Pertemuan sepasang sejoli ini, terjadi lantaran almarhum Solehuddin bin Imroni (nama bapakku) memang rajin bertandang ke rumah almarhum Haji Marulloh bin Haji Muhammad yang sekarang jadi gedung Takaful di Mampang Prapatan. Sekedar nimbrung latihan silat atau ngaji, sesekali melirik Ulyah Mamaku yang memang sudah lama diincer.
Gayung bersambut, bertepuk dengan dua tangan pun akhirnya terjadi. Usia terpaut dua tahun. Papa lahir 1953, Mama tahun 1955.
Setelah beberapa tahun lepas SMA, Papa mulai bertandang dengan maksud yang dibuka terang benderang. Waktu itu, doi beliau sudah bekerja sebagai staf di kantor pemerintah.

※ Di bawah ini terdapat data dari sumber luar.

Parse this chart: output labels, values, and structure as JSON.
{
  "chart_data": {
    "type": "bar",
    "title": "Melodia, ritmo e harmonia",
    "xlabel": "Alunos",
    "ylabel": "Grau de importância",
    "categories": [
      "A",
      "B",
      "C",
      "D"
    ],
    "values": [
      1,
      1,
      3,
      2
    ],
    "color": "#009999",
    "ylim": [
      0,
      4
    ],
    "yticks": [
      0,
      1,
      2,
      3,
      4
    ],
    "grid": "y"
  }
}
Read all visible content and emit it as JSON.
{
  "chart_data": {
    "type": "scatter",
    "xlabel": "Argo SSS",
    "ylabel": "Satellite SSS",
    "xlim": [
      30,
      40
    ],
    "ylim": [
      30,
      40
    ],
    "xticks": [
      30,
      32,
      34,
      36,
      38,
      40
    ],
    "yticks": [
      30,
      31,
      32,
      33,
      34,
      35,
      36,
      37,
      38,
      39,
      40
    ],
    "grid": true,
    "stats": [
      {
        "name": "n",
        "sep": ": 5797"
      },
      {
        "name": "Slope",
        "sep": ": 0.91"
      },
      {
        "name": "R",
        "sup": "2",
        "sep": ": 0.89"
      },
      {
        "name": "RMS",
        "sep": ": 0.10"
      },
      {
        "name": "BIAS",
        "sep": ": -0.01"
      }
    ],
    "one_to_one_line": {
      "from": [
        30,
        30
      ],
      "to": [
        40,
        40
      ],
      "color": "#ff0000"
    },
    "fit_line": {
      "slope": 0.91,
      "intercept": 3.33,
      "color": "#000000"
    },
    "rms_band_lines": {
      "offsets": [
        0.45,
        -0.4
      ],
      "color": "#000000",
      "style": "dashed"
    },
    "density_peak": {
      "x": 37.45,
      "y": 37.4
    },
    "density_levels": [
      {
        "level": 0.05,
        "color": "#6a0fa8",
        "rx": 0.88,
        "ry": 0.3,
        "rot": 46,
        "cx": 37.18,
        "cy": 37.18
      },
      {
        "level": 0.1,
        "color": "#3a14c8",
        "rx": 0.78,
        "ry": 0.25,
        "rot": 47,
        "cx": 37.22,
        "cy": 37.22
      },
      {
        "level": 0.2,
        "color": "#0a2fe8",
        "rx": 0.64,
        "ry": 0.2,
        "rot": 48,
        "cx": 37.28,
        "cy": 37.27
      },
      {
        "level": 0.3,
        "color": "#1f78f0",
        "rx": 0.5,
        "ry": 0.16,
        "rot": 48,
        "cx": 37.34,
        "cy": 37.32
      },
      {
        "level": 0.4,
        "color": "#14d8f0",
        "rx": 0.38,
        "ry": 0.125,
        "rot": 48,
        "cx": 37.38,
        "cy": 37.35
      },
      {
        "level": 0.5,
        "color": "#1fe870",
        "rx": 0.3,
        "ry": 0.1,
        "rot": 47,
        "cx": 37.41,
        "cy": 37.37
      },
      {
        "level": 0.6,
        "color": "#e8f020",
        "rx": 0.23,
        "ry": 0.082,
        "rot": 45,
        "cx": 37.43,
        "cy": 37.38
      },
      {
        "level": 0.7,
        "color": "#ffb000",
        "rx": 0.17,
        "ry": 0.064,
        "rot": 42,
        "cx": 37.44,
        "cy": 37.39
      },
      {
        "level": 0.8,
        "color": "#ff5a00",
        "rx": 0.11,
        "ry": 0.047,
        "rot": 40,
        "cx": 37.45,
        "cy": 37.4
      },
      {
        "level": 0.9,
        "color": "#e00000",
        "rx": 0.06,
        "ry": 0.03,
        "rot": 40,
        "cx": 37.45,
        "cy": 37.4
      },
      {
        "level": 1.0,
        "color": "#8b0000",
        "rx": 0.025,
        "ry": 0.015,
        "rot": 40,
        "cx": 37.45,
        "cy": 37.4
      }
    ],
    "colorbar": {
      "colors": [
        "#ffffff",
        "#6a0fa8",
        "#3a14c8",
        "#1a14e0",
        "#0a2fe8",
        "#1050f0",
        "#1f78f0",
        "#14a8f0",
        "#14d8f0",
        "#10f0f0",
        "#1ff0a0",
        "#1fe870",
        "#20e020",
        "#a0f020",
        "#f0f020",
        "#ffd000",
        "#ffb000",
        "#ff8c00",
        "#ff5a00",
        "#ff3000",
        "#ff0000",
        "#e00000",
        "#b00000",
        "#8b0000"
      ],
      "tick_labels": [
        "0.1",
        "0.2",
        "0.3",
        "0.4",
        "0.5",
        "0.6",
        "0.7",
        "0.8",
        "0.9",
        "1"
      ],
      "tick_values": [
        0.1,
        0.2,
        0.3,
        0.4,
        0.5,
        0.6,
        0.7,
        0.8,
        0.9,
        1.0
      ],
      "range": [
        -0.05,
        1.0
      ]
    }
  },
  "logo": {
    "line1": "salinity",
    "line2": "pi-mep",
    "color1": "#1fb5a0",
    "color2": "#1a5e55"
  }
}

Mama bilang, waktu itu tak ada hal yang lebih romantis dari duduk bersebelahan dengan jarak pemisah meja kecil diletakkan di antara dua bangku. Itu sudah cukup. Pegangan tangan pun tak ada yang berani lakukan, kecuali pas nyeberang jalan.
Sebelum pamit pulang kepada Haji Marulloh yang waktu itu masih berstatus sebagai calon mertua, Solehuddin menyelipkan beberapa lembar uang kertas di bawah taplak meja pemisah. Â Ulyah mengambilnya, kemudian disimpan dan dikumpulkan untuk modal nikah.
"Ye begitu pacarannye kalo dulu," begitu kira-kira kata Mama.
Dalam sinetron Si Doel Anak Sekolahan, pernah digambarkan metode ini waktu Mandra ngapelin Munaroh. Kemudian, pada 10 Agustus 1977 atau 24 Sya'ban 1909 di tahun Hijriah, Haji Marulloh berpasangan dengan Siti Hawa, resmi jadi mertua Solehuddin plus besan almarhum Imroni yang akrab disapa Mandor Iyong, berpasangan dengan Hajjah Syarifah.
Lebih jauh hari lagi, zaman kakek nenek masih pacaran, boro-boro duduk bersebelahan. Beradu mata dari jarak sekian meter saja sudah lebih dari cukup. Pokoknya, begitu Babe nanya soal nikah, jawabannya berupa lamaran ke rumah pujaan hati. Tentunya, prialah yang datang melamar.
Setelah akad nikah tuntas, Romli dan Juleha dipisahkan. Di hari ketiga, barulah pengantin wanita boleh dijemput pria. Setelah itu, terserah mau tinggal di mana.
Kakekku dari pihak Mama tak mengizinkan anak mantunya tinggal serumah dengan doi beliau. Alasannya, khawatir tak bisa mandiri.
"Jangan kate beli tipi, sendok buntung lu ga kuat beli," begitu kira-kira pernyataan Abe' (kakek) mengusir anak mantunya biar mandiri.